1. Field of the Invention
The present invention relates generally to a chip carrier and a method of manufacturing thereof. More specifically, the present invention relates to a chip carrier having terminals along its peripheral edge, and a method of manufacturing thereof.
2. Description of the Related Art
Printed circuit boards are commonly manufactured in various shapes and sizes dependent upon the environment and the apparatus for which they are intended. Printed circuit boards may be referred to as chip carriers. Such diversity of shape and size is difficult to handle and process in the commonly used automated equipment to screen print solder, to populate the printed circuit boards, and to solder the electronic components to the printed circuit boards.
For the automated equipment to be economically advantageous and useful for high volume processing of printed circuit boards, required items should be uniformly sized and shaped for their transport through the machinery. Accordingly, to accommodate this uniform size and shape necessity, panels of printed circuit board substrates thus are sized larger than the printed circuit boards themselves. These panels have a “frame” of scrap or excess material surrounding the printed circuit boards within the panels. A frame is used for handling the printed circuit boards during processing. Multiple circuit boards, typically identical boards, may be accommodated in varying shapes and quantities within each panel. These panels ultimately require trimming around the printed circuit boards to eliminate the waste or scrap frame surrounding them.
As a final finishing step, scrap or frame material surrounding the printed circuit boards has been removed from the printed circuit boards by usually one of two processes. One method uses a router to rout and remove material surrounding the edges of the printed circuit boards. A router is a device, which may be very simple or may be highly mechanized and automated. For example, in the device, a motor drives a rotary bit to cut substrate material for the printed circuit boards at the edge of the printed circuit boards. In this manner, the printed circuit boards are removed from the frame of scrap material between the printed circuit boards and the edge of the panels. Routers of this type may be numerically or computer controlled and typically are used in facilities manufacturing a large number of circuit boards. Routing has been the process used whenever the card shapes are other than “pure” rectangles. For example, the circuit boards may have protruding tabs for contact pads.
Routing a panel of printed circuit boards can consume several minutes. By reducing the routing time, a significantly higher number of panels can be processed by the router in the same period of time, significantly reducing the cost of the scrap separation step. The time consumed in the routing operation makes it an expensive step in printed circuit boards' production and a primary target for cost reduction.
A second process of excess or scrap material removal involves scoring the panels of the printed circuit boards to define the exterior boundaries of the printed circuit boards. This scoring weakens the scrap frame around the printed circuit boards to the point where they may be easily broken or snapped in a manual scrap removal operation. Scoring of the panel results in score lines being formed in one, or preferably both, faces of the printed circuit boards' panel. The scoring of the opposite faces of the panel may be accomplished by a machine that has two opposing rotary blades that cut into the surface of the printed circuit boards' panel. Rotating blades close from opposite directions onto the printed circuit boards; and, as the printed circuit boards are translated relative to the blades, a groove or score is cut into each of the opposing surfaces of the printed circuit boards' panel, leaving a thin web of material between the two opposing grooves or score lines.

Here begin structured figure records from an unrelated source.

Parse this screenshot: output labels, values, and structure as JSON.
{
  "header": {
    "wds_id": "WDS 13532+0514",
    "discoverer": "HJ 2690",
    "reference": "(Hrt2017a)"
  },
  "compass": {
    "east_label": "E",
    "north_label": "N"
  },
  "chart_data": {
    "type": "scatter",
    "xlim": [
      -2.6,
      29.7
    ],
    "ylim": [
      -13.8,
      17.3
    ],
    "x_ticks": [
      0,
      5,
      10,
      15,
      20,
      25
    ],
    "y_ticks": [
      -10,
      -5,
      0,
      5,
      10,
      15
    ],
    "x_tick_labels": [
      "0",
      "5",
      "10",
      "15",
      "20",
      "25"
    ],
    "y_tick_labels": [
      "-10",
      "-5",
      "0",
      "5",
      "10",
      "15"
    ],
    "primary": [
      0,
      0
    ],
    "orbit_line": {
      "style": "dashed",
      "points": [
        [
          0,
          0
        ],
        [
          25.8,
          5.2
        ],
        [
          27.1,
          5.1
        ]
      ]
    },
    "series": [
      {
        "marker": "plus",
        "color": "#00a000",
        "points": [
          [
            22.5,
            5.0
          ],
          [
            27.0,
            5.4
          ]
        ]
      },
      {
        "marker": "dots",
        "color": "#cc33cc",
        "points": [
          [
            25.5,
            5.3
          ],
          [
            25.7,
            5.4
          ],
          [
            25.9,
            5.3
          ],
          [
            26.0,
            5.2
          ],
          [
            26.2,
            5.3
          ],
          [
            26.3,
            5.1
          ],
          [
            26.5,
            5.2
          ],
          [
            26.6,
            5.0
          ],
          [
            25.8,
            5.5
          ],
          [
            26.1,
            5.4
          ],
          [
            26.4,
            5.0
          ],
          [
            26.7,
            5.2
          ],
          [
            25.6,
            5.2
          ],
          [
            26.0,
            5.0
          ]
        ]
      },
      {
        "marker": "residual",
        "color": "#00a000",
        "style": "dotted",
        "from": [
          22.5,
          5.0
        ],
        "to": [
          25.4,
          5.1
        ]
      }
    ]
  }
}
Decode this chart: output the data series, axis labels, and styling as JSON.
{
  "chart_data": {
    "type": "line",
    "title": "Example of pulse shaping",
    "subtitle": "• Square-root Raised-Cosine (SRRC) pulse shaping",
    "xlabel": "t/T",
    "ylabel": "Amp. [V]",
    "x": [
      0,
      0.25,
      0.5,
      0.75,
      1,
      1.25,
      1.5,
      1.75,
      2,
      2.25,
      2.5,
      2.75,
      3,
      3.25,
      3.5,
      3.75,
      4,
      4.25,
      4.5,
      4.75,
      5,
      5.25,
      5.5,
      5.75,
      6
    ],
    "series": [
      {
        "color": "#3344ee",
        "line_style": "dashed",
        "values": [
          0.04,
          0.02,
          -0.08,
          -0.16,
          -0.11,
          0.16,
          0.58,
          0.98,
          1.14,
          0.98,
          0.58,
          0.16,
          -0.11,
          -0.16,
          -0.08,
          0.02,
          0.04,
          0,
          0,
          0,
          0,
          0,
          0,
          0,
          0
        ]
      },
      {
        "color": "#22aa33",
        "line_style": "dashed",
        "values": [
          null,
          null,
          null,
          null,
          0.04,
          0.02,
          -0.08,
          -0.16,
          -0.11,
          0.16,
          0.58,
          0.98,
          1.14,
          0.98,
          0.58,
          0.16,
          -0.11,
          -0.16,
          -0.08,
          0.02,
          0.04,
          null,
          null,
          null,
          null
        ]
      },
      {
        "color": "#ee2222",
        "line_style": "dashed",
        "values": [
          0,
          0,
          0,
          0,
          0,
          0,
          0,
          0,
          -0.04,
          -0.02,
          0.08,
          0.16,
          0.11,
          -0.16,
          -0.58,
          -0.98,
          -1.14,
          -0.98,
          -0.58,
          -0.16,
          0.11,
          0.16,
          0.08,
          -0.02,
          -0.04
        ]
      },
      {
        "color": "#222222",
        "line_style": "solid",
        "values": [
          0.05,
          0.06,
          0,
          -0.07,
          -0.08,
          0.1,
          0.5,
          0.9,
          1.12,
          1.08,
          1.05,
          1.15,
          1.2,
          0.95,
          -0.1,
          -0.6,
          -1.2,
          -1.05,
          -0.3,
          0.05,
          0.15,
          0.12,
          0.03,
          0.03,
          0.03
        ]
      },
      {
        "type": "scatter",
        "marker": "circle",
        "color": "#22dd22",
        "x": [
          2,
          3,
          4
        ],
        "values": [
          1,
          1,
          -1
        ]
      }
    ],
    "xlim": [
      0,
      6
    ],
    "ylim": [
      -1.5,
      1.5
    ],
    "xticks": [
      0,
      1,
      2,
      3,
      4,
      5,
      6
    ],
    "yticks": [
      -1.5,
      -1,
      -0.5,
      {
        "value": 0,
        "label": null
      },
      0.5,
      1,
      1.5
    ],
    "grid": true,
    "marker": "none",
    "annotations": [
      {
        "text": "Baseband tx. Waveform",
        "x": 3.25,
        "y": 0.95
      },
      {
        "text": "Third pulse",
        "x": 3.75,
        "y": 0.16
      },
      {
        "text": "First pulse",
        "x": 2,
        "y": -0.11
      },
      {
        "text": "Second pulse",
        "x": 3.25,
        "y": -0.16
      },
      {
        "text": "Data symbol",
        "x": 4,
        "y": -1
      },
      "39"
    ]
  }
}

The remaining web of material extends between the printed circuit boards and the scrap material surrounding printed circuit boards. Score lines typically extend in such a manner that they intersect at the corners of the printed circuit boards as well as extend across the frames of the scrap material. The score lines severely weaken the panel, as intended, but also affect the rigidity of the panels to the point that the panels may not be reliably handled by the automated processing equipment used on the panels. For example, with automated processing equipment used for solder screening, populating of a board with electronic circuit board elements, and the soldering of the elements to a circuit board may not reliably handle these types of panels. Semiconductor devices and integrated circuits, such as printed circuit boards in particular, are in widespread use in electrical and electronic devices of many types.
Regardless of application, however, electrical connections are made to other devices for semiconductor devices and integrated circuits to operate and to perform a useful function. At the same time, the mechanical environment of such electronic components provides mechanical protection and heat dissipation as well as supporting the integrity of electrical connections within, and to the exterior, of an electronic device package. Such connections have become increasingly complex and of fine connection pitch as integration density of integrated circuits has increased in response to demands for increased functionality and performance as well as potential manufacturing economy; often requiring more connections to and between chips and forming complex networks.
Chip carriers are used to wire out signals, power, grounds or other nets from a silicon die to interface with a motherboard. These chip carriers are also referred to as “substrates”. Connections are often made on what is the bottom side of the substrate. For some silicon designs, more connections are required than the bottom side of the substrate allows, for a given connection pitch. While shrinking the connection pitch on the chip carrier may indeed provide more connections to the chip carrier, smaller connection pitches introduce other problems to the manufacturing of the chip carrier. Smaller connection pitches may result in poor socket contact or degrade connection reliability to unacceptable levels. These problems in turn result in a lower assembly yield and drive excessive cost for motherboard and printed circuit boards' fabrication.